That has not happened this year. We hope you will forgive the tension in the first paragraph. It's just so hard to put drama into a 2016 Northern California vintage report. The short version: it's good. Again.Rain fell on much of Northern California this week, in some places for the first time in months. But it didn't really matter because practically all of the thinner-skinned early-harvest varieties like Chardonnay and Pinot Noir were safely inside already. In fact, 2016 has seen such an early harvest that some winemakers don't know what to do with themselves.

"Two of my kids have October birthdays," Ryan Hodgins, winemaker of FEL wines on the Sonoma Coast and in Anderson Valley, told Wine-Searcher. "I can actually go to their birthday parties. Both of them were born when I still had fruit out there."

A lot of Cabernet remains to be picked, and Cabernet is what Northern California is judged by. But even there, many wineries are much further along than usual.

"We're 95 to 98 percent done," Matthew Crafton, winemaker for Chateau Montelena in Napa Valley, told Wine Searcher. "I just have a tiny little bit left."

The early harvest is the result of another mild winter, after which the vines awakened and started the whole process early. Also, there have been no major heat spikes of the type that can temporarily put a halt to the grapevines' natural processes.

As a result, the harvest has been not just early, but smooth and predictable.

"As far as yields go, this is the most predicted harvest," Michael Beaulac, general manager and winemaker of Pine Ridge Vineyards, told Wine-Searcher. "It's been really even. It's the first harvest I've seen in a while where we predicted something and it came true."

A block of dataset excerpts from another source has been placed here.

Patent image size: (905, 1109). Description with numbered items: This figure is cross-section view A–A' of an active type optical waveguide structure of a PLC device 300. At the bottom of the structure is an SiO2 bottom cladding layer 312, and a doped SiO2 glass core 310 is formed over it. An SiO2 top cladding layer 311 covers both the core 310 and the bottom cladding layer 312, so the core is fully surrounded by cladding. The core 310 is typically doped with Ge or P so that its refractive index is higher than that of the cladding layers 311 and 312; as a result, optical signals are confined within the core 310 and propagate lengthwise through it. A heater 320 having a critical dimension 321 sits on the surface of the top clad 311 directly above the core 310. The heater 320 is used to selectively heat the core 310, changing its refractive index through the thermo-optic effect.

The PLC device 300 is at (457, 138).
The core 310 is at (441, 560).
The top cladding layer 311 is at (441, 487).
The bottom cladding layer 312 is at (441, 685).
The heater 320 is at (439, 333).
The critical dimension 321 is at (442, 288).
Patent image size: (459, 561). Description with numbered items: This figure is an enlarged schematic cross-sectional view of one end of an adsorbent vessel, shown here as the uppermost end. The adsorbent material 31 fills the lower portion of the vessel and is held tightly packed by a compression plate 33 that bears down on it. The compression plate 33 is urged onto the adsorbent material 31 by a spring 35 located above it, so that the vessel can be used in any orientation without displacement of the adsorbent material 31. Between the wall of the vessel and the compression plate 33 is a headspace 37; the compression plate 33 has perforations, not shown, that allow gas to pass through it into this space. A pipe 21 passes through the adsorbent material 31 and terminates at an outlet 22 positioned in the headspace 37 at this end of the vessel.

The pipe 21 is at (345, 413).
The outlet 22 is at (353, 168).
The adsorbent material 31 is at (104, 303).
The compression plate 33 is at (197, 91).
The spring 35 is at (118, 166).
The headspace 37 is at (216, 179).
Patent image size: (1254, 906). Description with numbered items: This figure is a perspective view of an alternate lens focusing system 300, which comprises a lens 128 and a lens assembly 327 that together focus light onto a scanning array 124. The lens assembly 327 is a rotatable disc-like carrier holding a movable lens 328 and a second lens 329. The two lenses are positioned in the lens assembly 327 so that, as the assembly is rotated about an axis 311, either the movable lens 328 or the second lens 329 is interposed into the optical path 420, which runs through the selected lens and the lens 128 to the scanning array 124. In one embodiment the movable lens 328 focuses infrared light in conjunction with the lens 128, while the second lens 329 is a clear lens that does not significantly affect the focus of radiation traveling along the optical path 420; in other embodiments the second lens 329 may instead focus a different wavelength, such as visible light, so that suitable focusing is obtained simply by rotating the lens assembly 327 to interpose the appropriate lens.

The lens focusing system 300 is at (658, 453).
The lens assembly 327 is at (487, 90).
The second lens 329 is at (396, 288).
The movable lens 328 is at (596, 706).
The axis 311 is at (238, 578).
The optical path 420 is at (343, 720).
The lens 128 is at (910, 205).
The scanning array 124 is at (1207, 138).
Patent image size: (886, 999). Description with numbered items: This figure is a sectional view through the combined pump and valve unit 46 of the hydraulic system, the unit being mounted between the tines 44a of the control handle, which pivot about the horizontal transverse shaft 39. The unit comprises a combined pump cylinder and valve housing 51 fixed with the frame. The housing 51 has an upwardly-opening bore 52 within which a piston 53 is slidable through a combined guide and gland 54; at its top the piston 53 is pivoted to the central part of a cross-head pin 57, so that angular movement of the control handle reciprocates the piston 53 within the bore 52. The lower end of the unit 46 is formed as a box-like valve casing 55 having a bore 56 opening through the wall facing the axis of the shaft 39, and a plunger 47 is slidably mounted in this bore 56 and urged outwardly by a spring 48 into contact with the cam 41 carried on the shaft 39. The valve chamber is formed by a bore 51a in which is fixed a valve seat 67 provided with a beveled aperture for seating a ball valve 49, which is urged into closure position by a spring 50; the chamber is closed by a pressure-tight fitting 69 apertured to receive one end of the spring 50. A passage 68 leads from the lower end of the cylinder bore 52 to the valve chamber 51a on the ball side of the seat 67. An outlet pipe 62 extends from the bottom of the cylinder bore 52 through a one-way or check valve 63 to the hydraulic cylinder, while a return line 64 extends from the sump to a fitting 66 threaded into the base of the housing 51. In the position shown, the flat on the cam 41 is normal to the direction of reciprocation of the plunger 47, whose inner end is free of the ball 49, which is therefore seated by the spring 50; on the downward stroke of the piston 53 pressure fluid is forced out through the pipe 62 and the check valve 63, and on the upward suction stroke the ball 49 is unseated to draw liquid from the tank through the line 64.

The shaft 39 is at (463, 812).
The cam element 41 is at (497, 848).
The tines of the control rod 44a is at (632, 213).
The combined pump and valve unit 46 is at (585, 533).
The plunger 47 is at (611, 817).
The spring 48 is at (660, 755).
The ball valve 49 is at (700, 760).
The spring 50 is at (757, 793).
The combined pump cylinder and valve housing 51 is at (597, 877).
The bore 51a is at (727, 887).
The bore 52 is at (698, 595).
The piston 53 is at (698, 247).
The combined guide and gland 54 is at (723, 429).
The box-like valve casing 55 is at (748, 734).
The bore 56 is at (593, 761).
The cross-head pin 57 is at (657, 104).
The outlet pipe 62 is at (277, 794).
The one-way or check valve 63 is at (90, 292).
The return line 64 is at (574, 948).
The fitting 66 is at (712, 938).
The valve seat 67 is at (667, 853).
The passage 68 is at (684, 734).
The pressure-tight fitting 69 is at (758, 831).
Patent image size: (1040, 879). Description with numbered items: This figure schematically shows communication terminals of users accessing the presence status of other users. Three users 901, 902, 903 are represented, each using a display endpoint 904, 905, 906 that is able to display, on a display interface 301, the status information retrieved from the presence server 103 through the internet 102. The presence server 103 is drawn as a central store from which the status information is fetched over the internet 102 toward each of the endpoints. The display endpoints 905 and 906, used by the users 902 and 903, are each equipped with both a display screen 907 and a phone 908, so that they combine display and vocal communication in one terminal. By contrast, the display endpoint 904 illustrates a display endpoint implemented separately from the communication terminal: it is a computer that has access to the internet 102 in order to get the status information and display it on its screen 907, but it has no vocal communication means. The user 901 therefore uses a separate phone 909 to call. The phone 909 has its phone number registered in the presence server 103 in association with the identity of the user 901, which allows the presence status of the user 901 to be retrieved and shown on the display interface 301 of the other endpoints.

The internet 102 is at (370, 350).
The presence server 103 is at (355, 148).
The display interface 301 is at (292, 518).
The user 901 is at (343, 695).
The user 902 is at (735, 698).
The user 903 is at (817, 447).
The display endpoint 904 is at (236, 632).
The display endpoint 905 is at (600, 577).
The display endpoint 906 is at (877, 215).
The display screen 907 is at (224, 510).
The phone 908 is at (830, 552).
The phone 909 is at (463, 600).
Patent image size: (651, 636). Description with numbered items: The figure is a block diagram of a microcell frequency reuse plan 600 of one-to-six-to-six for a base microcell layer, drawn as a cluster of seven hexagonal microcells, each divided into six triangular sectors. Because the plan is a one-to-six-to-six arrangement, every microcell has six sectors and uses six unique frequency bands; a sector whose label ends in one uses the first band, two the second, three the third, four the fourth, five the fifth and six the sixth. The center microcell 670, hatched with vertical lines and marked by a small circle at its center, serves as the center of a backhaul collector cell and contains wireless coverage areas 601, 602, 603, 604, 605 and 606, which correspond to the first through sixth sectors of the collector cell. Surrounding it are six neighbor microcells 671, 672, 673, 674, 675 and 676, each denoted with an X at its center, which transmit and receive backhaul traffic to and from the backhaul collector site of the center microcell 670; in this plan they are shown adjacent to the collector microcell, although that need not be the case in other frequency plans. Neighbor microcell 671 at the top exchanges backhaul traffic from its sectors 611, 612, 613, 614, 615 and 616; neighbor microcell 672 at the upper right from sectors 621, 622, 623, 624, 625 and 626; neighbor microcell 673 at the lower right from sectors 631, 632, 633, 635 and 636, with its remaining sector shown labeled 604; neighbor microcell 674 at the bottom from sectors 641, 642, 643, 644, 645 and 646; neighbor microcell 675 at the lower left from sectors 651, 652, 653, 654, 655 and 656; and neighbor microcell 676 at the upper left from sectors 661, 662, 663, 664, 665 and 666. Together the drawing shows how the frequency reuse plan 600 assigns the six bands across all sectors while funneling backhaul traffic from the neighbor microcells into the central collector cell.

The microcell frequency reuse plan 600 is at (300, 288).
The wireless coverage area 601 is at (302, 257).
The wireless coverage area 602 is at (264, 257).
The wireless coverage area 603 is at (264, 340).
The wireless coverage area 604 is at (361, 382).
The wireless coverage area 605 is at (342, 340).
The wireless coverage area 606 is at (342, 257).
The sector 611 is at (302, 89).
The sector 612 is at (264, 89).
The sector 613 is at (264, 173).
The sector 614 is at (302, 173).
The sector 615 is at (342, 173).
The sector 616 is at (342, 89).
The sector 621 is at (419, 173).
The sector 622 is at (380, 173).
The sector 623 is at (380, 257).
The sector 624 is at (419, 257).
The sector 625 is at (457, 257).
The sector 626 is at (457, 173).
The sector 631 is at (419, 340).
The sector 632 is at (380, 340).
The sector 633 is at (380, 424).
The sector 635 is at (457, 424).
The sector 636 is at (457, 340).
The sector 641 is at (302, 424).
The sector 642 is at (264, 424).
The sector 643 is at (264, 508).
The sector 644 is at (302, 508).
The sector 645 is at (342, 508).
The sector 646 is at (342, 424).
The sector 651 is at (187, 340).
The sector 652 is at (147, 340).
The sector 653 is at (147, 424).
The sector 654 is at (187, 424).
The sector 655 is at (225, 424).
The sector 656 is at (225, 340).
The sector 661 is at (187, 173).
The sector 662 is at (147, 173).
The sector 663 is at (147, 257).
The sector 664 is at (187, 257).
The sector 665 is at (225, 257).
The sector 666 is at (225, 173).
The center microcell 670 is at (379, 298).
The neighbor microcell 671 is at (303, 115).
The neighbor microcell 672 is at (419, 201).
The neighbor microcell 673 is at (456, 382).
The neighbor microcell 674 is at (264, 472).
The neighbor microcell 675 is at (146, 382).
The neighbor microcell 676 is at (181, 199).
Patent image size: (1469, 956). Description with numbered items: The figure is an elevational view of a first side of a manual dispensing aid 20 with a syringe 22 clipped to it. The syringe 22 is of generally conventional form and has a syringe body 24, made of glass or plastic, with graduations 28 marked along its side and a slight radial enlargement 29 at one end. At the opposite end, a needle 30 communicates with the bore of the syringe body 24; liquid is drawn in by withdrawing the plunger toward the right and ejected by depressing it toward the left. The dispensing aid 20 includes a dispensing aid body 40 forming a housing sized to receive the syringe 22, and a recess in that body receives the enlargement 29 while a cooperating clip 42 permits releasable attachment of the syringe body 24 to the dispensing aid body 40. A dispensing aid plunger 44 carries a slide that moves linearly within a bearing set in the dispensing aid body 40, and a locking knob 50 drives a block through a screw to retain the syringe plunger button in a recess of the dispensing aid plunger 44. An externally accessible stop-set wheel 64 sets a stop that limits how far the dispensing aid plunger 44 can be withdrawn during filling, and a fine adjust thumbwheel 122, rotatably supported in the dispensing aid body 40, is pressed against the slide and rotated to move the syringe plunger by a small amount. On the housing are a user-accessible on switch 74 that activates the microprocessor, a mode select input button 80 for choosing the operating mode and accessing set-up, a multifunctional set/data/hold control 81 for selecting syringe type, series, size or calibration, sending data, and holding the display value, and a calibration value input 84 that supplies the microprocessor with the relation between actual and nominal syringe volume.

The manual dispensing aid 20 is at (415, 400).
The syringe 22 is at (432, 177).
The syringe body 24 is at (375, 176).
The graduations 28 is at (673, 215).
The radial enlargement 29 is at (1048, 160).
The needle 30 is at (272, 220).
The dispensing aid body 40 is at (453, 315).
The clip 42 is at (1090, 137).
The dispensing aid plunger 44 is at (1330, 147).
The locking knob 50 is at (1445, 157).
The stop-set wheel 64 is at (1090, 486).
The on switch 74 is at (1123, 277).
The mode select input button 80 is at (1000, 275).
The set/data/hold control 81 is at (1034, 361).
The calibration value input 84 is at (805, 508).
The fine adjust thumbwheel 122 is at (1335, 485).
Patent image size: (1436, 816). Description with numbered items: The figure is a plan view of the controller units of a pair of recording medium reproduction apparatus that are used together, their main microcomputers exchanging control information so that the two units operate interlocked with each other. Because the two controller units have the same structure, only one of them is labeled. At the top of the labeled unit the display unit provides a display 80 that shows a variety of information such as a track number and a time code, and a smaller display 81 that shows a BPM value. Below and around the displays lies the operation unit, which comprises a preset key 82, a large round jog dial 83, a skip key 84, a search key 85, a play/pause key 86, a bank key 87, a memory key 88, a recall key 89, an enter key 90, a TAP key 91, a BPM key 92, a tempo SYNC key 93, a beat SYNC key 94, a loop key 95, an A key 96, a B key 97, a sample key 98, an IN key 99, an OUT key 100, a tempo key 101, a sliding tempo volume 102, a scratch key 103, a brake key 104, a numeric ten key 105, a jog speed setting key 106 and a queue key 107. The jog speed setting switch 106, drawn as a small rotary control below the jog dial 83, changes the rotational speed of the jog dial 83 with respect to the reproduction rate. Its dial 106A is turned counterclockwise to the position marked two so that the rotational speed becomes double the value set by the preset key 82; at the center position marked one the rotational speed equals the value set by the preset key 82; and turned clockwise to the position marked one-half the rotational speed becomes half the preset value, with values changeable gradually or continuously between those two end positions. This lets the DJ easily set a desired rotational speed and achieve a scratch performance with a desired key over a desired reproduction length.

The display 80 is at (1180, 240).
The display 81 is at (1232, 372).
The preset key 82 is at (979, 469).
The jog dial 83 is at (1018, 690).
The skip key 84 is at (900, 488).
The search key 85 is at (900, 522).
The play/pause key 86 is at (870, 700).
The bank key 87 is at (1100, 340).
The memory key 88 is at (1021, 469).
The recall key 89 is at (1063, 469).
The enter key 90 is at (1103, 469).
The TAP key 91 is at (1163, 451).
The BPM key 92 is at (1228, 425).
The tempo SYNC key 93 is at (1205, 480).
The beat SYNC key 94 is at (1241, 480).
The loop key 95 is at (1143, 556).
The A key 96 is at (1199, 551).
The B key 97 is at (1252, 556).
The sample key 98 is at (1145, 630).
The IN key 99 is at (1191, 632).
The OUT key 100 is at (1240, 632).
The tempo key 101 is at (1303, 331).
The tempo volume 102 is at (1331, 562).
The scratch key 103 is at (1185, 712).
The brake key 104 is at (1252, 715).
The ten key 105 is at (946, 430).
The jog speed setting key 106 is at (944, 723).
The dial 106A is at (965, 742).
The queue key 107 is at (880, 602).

"What I really liked about the harvest is that we picked our Sauvignon Blanc in August and we had about a 10-day break between whites and reds," Elizabeth Vianna, winemaker/general manager of Chimney Rock Winery in Napa Valley, told Wine-Searcher. "We had a lot of time to spend time with our whites and then the Merlots came in and we had time to spend with them and then the Cabs came in."

 

In terms of crop size, Northern California had a string of three huge vintages in a row that was broken last year, perhaps because there are only so many big crops vines can produce in a row. Vintners this year are reporting that their yields are more in line with the big crops of 2012-14 that may have become the new normal.

"Size-wise, it's just a little bit below the five-year average, which includes (the small crop year of) 2011, so it's looking good," Opus One winemaker Michael Silacci told Wine-Searcher. "Quality-wise it's looking very good."

Quality, of course, is the main question people want asked in a harvest report. With some Cabernet still out there, it's too early to say the 2016 vintage is one of the great ones. But it's already obvious that it's not going to be a bad one.

"I hesitate to say it, but unbelievably we've had '12, '13, '14, '15, '16, and I don't think there's a bad vintage in the bunch," Chimney Rock's Vianna said. "In '16 I love the way the fruit developed. We had beautiful phenolic development. Great color right away. Nice tannins, nice sweet fruit."

As for what type of wines we'll see when they eventually get to stores, that appears to be hard to characterize, because 2016 has not been a cold year or a hot year. Stylistic choices by wineries will be as important as ever, as well as the differing terroir across the region. While it's easy to lump all of Napa Valley or Sonoma County together, one reason they are great wine regions in the first place is the microclimates, so asking winemakers what their grapes are like this year gets you answers that are literally all over the map. It's all good news; just different versions of it.

"I don't think I can paint Cabernet with a single brush," said Chateau Montelena's Crafton. "Most of my friends that I talk to were seeing higher yields on the valley floor. We don't really farm on the valley floor. Our Cabernet blocks, we were getting half a ton an acre or thre-quarters a ton an acre. It's pretty sparse. That obviously has an effect on how things mature. But I'm not in the camp of ultra low yield means ultra high quality. We're all farmers; we do have to make money on it."

Opus One's Silacci suggested that this week is a turning point for Cabernet grapes still on the vine, so that the flavors of this year's wines are going to be up to the winemakers.

"We've shifted out of fresh-fruit flavors," Silacci said. "That was the early part of harvest. Now we're into ripe fruit flavors, which is like cherry jam versus cherry off the tree. We tend to be among the earliest (to pick). With these early picks we're finding the wines are really structured and layered, and they've got power and finesse as well. There's no real weak spot."

While things are all warm and cuddly in Northern California, parts of France have again this year been hit with hail, storms, and the rest. How jealous should the French be of Northern California?

"They should be really jealous," Vianna said. "You get nervous because of climate change, and you wonder what it's going to mean for us. But we had a nice cool August, and sometimes it was dipping into the 40s [Farenheit; below 10C] at night. This year was a really nice vintage."